Who is saying techno should stop looking back?
Jeff Mills is not a bystander to techno, he is one of the people who decided what it would be. The Wizard on Detroit radio in the 1980s, co-founder of Underground Resistance with "Mad" Mike Banks and Robert Hood, then a solo career built on Axis and a stack of concept records. So when he sat down with Radio Nova's Nova Club in June 2026, he repeated the line he has held for thirty years, that techno is education and not entertainment, and made his real quarrel plain: a culture that would rather relive its past than build its future. Coming from one of the people who decided what techno would be, that lands harder than a take.
What does building the future look like for him?

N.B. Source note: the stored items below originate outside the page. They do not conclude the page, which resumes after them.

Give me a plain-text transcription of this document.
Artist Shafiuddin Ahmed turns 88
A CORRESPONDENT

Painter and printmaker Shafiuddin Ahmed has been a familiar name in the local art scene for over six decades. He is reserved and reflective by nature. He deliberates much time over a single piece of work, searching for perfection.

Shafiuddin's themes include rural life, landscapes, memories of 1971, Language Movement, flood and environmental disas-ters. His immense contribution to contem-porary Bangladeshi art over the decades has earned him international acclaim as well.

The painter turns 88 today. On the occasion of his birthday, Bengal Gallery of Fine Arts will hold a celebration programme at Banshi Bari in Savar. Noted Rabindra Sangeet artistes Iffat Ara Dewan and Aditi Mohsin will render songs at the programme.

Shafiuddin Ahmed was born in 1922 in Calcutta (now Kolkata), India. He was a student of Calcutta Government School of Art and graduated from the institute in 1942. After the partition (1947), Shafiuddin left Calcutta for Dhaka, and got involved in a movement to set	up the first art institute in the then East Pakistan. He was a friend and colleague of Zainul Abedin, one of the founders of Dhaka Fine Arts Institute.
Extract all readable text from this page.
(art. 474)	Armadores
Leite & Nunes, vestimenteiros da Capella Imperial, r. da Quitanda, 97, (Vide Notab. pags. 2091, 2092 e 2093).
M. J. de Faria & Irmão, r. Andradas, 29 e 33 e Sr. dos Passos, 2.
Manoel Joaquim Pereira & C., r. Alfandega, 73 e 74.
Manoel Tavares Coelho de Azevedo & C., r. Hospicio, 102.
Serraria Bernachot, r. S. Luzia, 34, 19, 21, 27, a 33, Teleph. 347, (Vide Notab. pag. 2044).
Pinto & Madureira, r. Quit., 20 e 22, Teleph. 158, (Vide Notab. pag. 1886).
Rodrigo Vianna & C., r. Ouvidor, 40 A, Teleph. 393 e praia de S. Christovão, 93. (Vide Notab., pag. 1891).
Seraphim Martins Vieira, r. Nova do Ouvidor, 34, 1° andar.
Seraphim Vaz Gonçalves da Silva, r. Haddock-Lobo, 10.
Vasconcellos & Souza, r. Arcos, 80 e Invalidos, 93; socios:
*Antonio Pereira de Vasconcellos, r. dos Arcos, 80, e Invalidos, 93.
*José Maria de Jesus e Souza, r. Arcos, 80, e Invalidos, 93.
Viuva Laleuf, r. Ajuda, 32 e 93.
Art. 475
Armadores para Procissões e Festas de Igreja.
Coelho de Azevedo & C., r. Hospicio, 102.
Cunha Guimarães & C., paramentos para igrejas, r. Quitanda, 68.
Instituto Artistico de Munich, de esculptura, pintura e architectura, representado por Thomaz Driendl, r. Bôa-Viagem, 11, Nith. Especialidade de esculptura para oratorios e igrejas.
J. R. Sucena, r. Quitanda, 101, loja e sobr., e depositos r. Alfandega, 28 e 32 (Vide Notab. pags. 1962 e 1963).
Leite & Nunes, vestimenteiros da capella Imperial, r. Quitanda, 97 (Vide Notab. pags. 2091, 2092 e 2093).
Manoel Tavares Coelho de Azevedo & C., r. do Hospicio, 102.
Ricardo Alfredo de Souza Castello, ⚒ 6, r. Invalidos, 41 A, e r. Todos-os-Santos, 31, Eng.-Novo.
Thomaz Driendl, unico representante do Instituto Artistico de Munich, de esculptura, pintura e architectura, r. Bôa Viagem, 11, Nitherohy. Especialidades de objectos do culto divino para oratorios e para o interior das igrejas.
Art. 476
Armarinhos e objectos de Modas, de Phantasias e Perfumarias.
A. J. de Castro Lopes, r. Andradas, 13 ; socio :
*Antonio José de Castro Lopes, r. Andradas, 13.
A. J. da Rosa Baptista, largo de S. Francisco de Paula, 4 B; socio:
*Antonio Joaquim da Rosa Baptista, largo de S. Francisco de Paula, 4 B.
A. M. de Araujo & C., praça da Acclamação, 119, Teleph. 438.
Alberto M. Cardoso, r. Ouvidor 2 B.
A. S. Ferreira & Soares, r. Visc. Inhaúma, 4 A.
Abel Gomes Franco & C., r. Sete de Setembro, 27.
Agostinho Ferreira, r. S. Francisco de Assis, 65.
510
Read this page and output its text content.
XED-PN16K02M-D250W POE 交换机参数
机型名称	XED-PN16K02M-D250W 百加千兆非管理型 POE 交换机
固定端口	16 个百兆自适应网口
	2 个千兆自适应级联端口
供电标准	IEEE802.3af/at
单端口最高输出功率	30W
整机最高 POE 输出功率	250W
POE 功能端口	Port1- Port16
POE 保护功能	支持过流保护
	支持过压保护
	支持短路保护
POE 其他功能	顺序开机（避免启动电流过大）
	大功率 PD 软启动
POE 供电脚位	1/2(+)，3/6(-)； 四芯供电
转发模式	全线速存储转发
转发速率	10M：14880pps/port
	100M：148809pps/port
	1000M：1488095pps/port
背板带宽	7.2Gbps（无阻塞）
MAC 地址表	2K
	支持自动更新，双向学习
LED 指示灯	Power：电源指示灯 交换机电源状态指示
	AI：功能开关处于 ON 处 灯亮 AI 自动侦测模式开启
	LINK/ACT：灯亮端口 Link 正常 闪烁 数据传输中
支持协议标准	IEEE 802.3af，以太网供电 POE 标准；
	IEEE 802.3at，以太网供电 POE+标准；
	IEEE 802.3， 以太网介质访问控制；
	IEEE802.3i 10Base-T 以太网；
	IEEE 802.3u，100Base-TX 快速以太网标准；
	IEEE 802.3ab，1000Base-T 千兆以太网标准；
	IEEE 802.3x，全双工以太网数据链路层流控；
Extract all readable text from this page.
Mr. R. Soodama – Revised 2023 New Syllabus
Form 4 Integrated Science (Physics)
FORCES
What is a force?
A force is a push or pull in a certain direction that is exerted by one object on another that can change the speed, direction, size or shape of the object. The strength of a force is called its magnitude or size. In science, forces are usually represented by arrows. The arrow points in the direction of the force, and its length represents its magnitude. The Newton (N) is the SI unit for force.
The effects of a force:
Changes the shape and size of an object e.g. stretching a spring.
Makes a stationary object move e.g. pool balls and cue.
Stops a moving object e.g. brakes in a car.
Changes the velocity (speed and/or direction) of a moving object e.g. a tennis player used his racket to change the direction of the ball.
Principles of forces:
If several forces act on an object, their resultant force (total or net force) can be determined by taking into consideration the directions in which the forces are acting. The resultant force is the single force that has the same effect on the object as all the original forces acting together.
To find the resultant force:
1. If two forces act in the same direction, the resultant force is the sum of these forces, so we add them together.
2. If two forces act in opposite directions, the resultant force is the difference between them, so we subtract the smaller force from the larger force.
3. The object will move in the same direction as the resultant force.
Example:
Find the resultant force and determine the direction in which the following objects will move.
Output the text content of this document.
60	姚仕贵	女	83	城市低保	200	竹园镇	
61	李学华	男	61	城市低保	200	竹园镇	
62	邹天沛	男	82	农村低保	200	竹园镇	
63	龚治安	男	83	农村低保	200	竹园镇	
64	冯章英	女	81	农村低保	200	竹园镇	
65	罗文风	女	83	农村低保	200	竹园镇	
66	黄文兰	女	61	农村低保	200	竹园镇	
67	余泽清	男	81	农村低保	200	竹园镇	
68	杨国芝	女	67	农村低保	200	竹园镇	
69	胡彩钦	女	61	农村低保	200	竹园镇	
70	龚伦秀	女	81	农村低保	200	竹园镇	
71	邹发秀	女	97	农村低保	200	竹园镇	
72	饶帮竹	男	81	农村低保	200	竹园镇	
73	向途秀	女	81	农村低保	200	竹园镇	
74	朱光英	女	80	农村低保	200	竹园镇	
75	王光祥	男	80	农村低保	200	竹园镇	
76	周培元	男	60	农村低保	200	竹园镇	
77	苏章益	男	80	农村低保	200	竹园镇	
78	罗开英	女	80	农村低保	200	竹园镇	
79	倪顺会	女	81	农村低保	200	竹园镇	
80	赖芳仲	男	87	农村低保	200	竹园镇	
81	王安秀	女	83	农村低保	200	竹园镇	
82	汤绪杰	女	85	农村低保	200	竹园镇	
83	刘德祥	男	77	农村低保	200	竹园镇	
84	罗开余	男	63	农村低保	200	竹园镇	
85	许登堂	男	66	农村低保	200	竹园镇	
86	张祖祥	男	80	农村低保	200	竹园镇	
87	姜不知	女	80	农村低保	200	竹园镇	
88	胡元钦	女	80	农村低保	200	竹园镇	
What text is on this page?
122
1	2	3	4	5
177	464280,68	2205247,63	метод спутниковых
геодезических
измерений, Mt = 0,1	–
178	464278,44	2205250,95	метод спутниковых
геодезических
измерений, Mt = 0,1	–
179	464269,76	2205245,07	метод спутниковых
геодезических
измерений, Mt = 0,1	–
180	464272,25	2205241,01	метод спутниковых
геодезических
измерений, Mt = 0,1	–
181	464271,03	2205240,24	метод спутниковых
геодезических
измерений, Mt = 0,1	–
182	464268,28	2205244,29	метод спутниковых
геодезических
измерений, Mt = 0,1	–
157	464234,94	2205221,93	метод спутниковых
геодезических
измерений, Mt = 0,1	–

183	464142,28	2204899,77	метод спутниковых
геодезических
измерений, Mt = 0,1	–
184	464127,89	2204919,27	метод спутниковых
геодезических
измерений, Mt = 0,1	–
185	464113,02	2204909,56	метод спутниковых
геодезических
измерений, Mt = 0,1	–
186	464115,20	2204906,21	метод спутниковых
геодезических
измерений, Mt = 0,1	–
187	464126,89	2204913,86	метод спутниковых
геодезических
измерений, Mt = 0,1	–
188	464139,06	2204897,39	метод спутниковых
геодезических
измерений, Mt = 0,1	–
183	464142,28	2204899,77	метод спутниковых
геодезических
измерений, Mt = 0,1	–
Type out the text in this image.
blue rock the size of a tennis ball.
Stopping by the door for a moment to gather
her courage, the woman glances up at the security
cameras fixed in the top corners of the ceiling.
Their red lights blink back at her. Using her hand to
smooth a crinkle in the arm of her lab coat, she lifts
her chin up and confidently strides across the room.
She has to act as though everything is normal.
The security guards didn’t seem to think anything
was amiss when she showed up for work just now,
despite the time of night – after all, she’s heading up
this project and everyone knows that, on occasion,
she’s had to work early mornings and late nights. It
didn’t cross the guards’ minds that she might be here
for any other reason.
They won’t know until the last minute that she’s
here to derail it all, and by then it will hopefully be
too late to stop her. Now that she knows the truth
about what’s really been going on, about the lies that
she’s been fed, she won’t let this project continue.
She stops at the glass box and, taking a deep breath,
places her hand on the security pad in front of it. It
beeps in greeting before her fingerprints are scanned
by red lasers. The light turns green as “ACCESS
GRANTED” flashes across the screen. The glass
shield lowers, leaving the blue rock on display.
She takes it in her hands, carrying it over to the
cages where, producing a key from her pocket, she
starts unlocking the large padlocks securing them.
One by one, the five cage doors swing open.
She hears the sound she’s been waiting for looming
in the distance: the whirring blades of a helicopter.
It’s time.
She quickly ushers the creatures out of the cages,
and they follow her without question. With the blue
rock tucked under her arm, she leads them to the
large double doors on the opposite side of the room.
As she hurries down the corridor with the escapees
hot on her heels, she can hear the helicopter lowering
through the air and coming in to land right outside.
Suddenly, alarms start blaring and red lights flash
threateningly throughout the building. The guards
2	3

It looks like The Trip To Vega, released on Axis on 19 June 2026: an eleven-track concept album set in September 2097, when shifting tectonic plates leave Earth giving off a harmonic frequency that makes the planet unlivable, and humanity boards spacecraft for Vega, a real star about 25 light-years away. It is not escapism, it is a thought experiment run on the dancefloor, and his clearest answer to what techno is for: imagining what comes next. Even his craft points forward. He still mixes the hard way, on three decks plus a drum machine with no sync button, not as a museum act but as an argument that the human hand, error and all, is where the music stays alive.
To hear something that's real, even with mistakes and dust on records, is more interesting.
Does that mean he is trashing the past?
No, and that is the part the nostalgia debate keeps missing. He is marking 30 years of Live At The Liquid Room, Tokyo, but instead of a victory-lap nostalgia gig he rebuilds the original reel-to-reel rig and screens a documentary first, so the room learns how it was made. He honours the past without living in it. The scene that techno built has drifted into a reissue economy, anniversary box sets, 90s-rave revivals, the sync button smoothing every transition. Mills uses his own history as teaching material and aims it at the future.
So why does it read as an indictment?
Because the contrast is brutal. Plenty of veterans monetise the back catalogue and call it heritage; Mills refuses the sync button, plays three decks live and ships a new future the same month he celebrates an old set. The 1996-rave crowd hears a scold; the anti-nostalgia camp nods along. Both are reacting to the same thing, the man who helped invent techno saying, without raising his voice, that the music has only one real obligation: to keep building what comes next.